The official teaching of both the Catholic and Orthodox churches, the two oldest churches within Christendom is of the perpetual virginity the ever-virginity – of Mary.  Most other denominations, particularly after the Protestant Reformation, officially believe that Mary was a virgin, as the Gospels say, when she conceived and gave birth to Jesus. 

But most Protestants do not believe Mary was without sin. The Catholic view, as I understand it, insists that Mary had been miraculously exempted at her own birth from any sinful human nature—the so-called “immaculate conception” of Mary [not Jesus], a late-coming dogma only affirmed by Pope Pius IX in 1854. This was an attempt to exempt Mary from Augustine’s doctrine of “original sin” that claims all humanity inherits the guilt of Adam and is therefore damned from birth. Note: Protestant Evangelicals tend to affirm “original sin” as well.

Catholics would add that Mary never consented to sin, and therefore, lived a perfect and sinless life.  In my view, here is the real crux of the problem: between the early Gnostic heretics and Augustine’s personal sexual struggles, an aberrant view of sexual relations got a foothold within broader Christendom, so that even marital sex carried some sense of illicit and lustful, certainly less than divine, human behavior. Those infected with this form of “purity culture” would therefore worry that if Mary had children other than Jesus, her purity would have been defiled by sexual intercourse. For many centuries the teaching of the Catholic church (and others) was that a married couple could only be free from sin if they were having sex for the purpose of having children. 

That is not, as I understand it, the contemporary teaching of either the Catholic or Orthodox church. But, given many centuries of such teaching, we can see that Christ-less religion can cast an ominous shadow of guilt and shame on sexual relations within marriage.  As one country singer once said, “I grew up believing sex was sinful and dirty and that I should save it for the one I came to love.”

Many extremes of asceticism and “harsh treatments” of the body (Colossians 2:23) plagued church teaching and practice in the early centuries and caused untold misery as such beliefs held so many in the bondage of legalism. By the Middle Ages teaching on sex had reached ridiculous and unbiblical extremes. Married couples were warned that the Holy Spirit left the room when they engaged in sexual intercourse – even if it were for the purpose of conceiving a child!

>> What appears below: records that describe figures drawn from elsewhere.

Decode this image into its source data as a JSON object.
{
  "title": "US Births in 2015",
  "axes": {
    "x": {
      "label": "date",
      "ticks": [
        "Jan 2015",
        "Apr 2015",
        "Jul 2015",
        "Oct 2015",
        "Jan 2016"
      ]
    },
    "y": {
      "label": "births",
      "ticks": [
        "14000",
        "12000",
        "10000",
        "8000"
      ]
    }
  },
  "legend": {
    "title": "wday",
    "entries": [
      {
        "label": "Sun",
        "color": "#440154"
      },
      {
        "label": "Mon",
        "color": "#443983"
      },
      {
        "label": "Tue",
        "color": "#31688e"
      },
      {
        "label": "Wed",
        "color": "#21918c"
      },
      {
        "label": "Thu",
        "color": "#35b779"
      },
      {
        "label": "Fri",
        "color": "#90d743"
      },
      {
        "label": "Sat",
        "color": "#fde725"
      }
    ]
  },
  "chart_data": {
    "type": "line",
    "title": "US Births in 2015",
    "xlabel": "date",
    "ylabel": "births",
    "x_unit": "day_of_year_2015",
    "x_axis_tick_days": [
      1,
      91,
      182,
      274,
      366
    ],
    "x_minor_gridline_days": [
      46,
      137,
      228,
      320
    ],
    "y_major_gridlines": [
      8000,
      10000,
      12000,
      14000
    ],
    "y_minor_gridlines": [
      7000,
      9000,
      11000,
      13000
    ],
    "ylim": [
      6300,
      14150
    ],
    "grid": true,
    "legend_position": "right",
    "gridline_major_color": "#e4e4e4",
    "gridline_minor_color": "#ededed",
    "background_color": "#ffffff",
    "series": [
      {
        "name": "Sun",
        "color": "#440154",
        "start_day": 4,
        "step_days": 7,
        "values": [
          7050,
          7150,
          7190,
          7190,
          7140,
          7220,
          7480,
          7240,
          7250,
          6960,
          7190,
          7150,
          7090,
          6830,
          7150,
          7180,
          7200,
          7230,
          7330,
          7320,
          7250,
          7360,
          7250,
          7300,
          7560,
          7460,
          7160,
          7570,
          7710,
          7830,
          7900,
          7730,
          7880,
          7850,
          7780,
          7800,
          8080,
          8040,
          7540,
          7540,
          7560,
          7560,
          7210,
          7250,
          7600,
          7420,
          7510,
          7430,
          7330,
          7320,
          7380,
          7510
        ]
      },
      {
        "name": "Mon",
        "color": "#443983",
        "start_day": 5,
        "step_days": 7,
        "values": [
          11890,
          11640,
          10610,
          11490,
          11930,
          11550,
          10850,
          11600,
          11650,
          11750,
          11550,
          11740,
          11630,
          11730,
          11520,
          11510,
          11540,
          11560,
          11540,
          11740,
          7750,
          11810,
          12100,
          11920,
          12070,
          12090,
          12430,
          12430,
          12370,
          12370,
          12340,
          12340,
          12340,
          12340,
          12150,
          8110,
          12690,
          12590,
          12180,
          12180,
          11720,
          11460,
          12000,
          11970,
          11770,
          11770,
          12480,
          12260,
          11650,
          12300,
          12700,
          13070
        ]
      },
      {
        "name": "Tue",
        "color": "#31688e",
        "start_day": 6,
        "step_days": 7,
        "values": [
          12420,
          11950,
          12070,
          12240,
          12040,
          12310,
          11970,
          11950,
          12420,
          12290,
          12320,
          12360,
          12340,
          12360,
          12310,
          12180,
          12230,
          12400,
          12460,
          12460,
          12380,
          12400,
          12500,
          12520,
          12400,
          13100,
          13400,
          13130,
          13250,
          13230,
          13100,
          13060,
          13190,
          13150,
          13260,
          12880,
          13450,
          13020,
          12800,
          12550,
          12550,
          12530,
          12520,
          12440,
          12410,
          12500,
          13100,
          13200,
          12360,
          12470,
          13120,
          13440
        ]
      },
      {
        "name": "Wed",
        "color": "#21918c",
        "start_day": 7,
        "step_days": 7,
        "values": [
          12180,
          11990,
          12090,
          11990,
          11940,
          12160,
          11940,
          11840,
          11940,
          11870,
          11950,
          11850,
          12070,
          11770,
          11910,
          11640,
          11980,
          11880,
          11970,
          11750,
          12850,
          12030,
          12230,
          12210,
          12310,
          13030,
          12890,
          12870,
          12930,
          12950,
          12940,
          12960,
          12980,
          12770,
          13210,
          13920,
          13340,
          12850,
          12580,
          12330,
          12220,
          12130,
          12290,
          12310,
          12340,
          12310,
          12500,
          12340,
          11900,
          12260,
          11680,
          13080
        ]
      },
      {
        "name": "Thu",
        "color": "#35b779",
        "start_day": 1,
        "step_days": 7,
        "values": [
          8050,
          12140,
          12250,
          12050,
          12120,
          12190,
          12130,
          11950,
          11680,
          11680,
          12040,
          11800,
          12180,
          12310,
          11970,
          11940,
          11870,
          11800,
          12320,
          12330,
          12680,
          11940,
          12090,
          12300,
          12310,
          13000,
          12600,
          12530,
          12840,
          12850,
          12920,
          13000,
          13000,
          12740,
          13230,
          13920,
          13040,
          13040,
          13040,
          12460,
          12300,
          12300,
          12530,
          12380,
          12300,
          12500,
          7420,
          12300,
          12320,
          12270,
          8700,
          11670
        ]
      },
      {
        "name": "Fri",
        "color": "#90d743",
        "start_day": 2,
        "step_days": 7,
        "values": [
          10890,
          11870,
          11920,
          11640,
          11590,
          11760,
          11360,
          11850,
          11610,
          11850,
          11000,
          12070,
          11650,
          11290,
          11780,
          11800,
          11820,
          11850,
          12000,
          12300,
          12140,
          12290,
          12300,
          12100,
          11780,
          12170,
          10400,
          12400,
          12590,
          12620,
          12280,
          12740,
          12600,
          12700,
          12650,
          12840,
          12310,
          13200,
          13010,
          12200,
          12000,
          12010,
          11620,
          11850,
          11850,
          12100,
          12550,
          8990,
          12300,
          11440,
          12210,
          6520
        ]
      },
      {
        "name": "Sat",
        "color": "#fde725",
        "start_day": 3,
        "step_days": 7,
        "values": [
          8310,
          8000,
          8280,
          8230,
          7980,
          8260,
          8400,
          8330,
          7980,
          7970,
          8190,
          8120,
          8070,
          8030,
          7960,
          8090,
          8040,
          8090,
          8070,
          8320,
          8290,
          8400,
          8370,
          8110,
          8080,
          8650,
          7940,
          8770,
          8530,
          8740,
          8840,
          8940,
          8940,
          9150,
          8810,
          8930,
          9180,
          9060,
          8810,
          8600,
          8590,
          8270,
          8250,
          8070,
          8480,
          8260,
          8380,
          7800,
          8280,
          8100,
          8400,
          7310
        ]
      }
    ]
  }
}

During this era, up until and including and for some time after the Protestant Reformation, some religious authorities insisted that couples refrain from sexual relations during all holy days and seasons. Couples were advised to avoid sexual relations on Thursdays in honor of Christ’s arrest, on Fridays in honor of his crucifixion, on Saturdays in honor of the Virgin Mary, on Sundays in honor of Christ’s resurrection and on Mondays in respect for those who had died in Christ.  If you are counting, that left Monday and Tuesday.

Such attempts by religion at regulating every aspect of life are nothing short of a perversion of the gospel. Here, one can see how religious prurience (obsession with other’s sexual behavior) becomes another excuse to exert control over its adherents, following them all the way into the bedroom. The culprit here is Christ-less religion, and there are certainly many iterations of overbearing religious control within Protestantism – one need only study the Puritan movement for example, and its ongoing legacy within the fundamentalist/evangelical movement today.  Christ-less religion has ruined the lives of so many in so many ways!